Elle s’impose :
Devant la splendeur de « Pneuma »,
Devant la virtuosité du Ballet de l’Opéra de Bordeaux,
Devant la beauté de la scénographie et les lumières de Rémi Nicolas.
Après « Double vision », solo programmé la semaine précédente, Carolyn Carlson vient à nouveau de nous transporter avec une œuvre dont la sensibilité et la profondeur parviennent à un stade d’expression poétique rarement atteint.
Pour décor, un plateau nu : au fond, trois parallélépipèdes transparents dans les airs un arbre stylisé, devant, une gaze transparente.

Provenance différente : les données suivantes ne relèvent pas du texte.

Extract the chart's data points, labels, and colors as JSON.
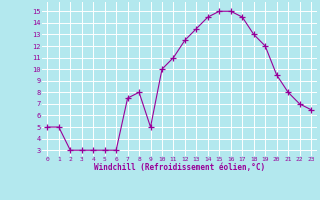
{
  "x": [
    0,
    1,
    2,
    3,
    4,
    5,
    6,
    7,
    8,
    9,
    10,
    11,
    12,
    13,
    14,
    15,
    16,
    17,
    18,
    19,
    20,
    21,
    22,
    23
  ],
  "y": [
    5,
    5,
    3,
    3,
    3,
    3,
    3,
    7.5,
    8,
    5,
    10,
    11,
    12.5,
    13.5,
    14.5,
    15,
    15,
    14.5,
    13,
    12,
    9.5,
    8,
    7,
    6.5
  ],
  "line_color": "#990099",
  "marker": "+",
  "marker_size": 4,
  "bg_color": "#b3e8ee",
  "grid_color": "#ffffff",
  "xlabel": "Windchill (Refroidissement éolien,°C)",
  "xlabel_color": "#990099",
  "tick_color": "#990099",
  "ylim": [
    2.5,
    15.8
  ],
  "xlim": [
    -0.5,
    23.5
  ],
  "yticks": [
    3,
    4,
    5,
    6,
    7,
    8,
    9,
    10,
    11,
    12,
    13,
    14,
    15
  ],
  "xticks": [
    0,
    1,
    2,
    3,
    4,
    5,
    6,
    7,
    8,
    9,
    10,
    11,
    12,
    13,
    14,
    15,
    16,
    17,
    18,
    19,
    20,
    21,
    22,
    23
  ]
}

Jeux de lumières, légers déplacements de l’arbre, l’écran de gaze voile et dévoile tour à tour des personnages emblématiques : file de « naïades »reliées et ondulantes dans cette unique étoffe d’azur foncé, oiseau aux ailes de rapace anthracite, ou délicieuse « Fée Libellule », robe immaculée en pétales de fleurs, juchée sur de translucides cothurnes, s’avançant souriante et mystérieuse appuyée sur sa longue baguette magique.
Tout en blanc, ou tout en noir, les garçons en sobres costumes ou simples pantalons et tee-shirt, les filles dans d’ultra féminines robes longues virginales, sexy ou pudiques, évoluent comme en apesanteur, sveltes et souples comme des lianes, ports de bras à la grâce surnaturelle.

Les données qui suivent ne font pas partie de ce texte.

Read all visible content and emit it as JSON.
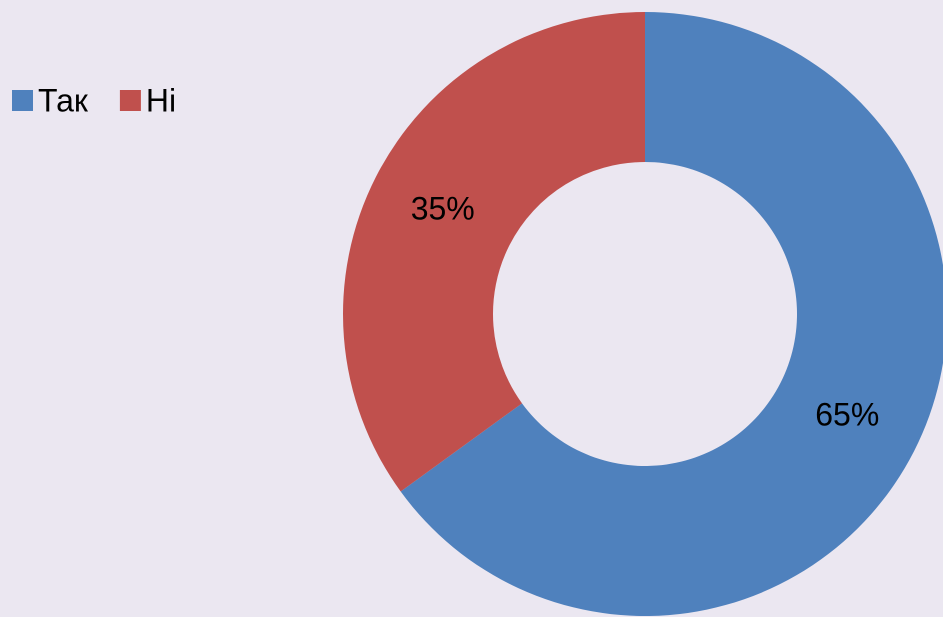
{
  "chart_data": {
    "type": "donut",
    "categories": [
      "Так",
      "Ні"
    ],
    "values": [
      65,
      35
    ],
    "value_labels": [
      "65%",
      "35%"
    ],
    "colors": [
      "#4f81bd",
      "#c0504d"
    ],
    "legend": "top-left"
  }
}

Enchainant portées en ensemble traversant la scène, ralentis impressionnants face à l’éblouissement de la lumière solaire, groupes d’hommes dessinant courbes et cercles entrelacés au pas de course, groupes de « vestales » tournoyant sur elles-mêmes telles de mystiques derviches féminins, l’amour est illustré par de très séduisants échanges où les filles, suggestives, font montre de leur pouvoir de séduction, la mort aussi bien présente dans le passage où chacun des garçons se trouve portés à bout de bras par les autres dans une tragique course à l’abîme.
Argument principal de ce ballet, la célébration de la Nature :
Lumière symbolisée au lever de rideau dans l’éclat d’un matin d’été par les garçons avec leur frais tapis d’herbe ;
Cheveux défaits, bras nus, tout en noir, des pleureuses allongées au sol se déploient lentement en contorsions de jambes et mouvements de bras d’orantes implorantes, évoquent les Ténèbres.
Souffle de vie enfin. Omniprésent avec ce ventilateur qui ébouriffe les cheveux d’une belle, l’envol une dérisoire baudruche devant tous les danseurs émerveillés, les frémissements de symboliques chaque rangées de blé glissant sur le plateau, tirés par les danseurs étendus.
Ainsi sublimée, la danse de Carolyn Carlson relève du spirituel,
Apaisante et irradiante, elle nous submerge de sa beauté,
Transmise par le remarquable Ballet de l’Opéra National de Bordeaux, porté par Charles Jude, son directeur, à un niveau d’excellence dont Paris devrait s’inspirer.